2 分散イネーブル機能を使用して,異なる場所で複数の LAN アナライザが同じイベントを取り込むことができるようにする。LAN アナライザはデータの取り込みを開始し,分散イネーブル・メッセージを待機し,明示的なトリガ・イベントまたは分散トリガ・メッセージを待機しなければならない。
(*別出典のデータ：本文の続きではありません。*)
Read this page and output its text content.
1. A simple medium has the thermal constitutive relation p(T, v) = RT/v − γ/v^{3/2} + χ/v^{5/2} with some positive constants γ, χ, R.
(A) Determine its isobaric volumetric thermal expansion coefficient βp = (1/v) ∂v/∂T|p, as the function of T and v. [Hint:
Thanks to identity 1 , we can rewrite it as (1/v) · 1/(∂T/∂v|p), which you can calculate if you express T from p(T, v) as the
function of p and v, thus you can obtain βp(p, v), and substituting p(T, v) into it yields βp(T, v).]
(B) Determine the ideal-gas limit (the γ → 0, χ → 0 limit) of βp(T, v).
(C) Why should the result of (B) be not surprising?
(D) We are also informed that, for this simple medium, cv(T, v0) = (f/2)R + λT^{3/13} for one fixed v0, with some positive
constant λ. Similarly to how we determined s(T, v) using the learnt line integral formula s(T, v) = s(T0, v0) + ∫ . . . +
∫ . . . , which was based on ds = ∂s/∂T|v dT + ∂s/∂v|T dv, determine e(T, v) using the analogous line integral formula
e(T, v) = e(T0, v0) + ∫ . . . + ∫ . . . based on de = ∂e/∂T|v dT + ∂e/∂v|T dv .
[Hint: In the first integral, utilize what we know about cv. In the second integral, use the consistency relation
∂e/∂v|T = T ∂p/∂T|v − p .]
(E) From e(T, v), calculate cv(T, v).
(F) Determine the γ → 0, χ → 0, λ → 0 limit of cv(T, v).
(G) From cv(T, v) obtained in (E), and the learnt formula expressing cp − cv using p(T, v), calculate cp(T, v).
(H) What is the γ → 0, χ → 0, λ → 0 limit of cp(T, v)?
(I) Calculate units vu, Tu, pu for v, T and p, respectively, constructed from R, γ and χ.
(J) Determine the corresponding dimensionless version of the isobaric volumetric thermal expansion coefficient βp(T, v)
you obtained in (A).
起動された後,アナライザは他の LAN アナライザがデータの取り込みを停止するように,分散トリガ機能を完了しなければならない。
3 すべてのデータが取り込まれた後,再送されているデータグラム (REXMT フラグがセットされているデータグラム) のシーケンス番号 (NISCA プロトコル・バージョン 1.3 それ以前のバージョンを実行しているノード) または拡張シーケンス番号 (NISCA プロトコル・バージョン 1.4 またはそれ以降のバージョンを実行しているノード) を確認する。その後,前に取り込んだデータから,以下の属性を持つ別のデータグラムを同じ 2 つのノード間 (必ずしも同じ LAN アダプタである必要はない) で検索する。

  • プロトコルの種類が 60--07 に設定

  • REXMT フラグがセットされているデータグラムと同じ DX ヘッダ

  • TR/CC フラグが 0 に設定

  • REXMT フラグが 0 に設定

  • REXMT フラグがセットされているデータグラムと同じシーケンス番号または拡張シーケンス番号

4 以下の手法は,問題の原因を検索する方法を示している。

状態 対処法
データグラムが壊れているように見える。 LAN アナライザを使用して,送信元ノードに向かってデータグラムが破損した原因を検索する。
データグラムが正しいように見える。 送信先ノードに向かって,データグラムが送信先に到達できることを確認する。
データグラムが LAN セグメント送信先に正常に到着した。 message acknowledgment または extended message acknowledgement フィールドにシーケンス番号 (NISCA プロトコル・バージョン 1.3 またはそれ以前のバージョンを実行しているノード) または拡張シーケンス番号 (NISCA プロトコル・バージョン 1.4 またはそれ以降のバージョンを実行しているノード) が格納されている送信先ノードからの TR パケットを検索する。ACK データグラムには,以下のフィールドが設定されている。

  • プロトコルの種類が 60--07 に設定

  • REXMT フラグがセットされているデータグラムと同じ DX ヘッダ

  • TR/CC フラグが 0 に設定

  • ACK フラグが 1 に設定

確認応答が送信されなかった。またはメッセージを受信してから確認応答を送信するまでに大幅な遅延が発生した。 送信先ノードおよび LAN アダプタに問題がないかどうか確認する。その後,ネットワークで ACK パケットを追跡する。
再送パケットを送信したノードに ACK が戻された。 以下のことを確認する。

  • 再送したノードで LAN データの受信に問題がある。

  • 元のデータグラムのラウンド・トリップ遅延時間が見積り時間切れの値を超えた。

2 番目の可能性は,SDA を使用し,再送されたデータグラムを受信するシステムの仮想サーキット表示の ReRcv フィールドを確認することにより調べることができる。

関連項目: この種類の SDA 表示の例については, 例 F-2 を参照。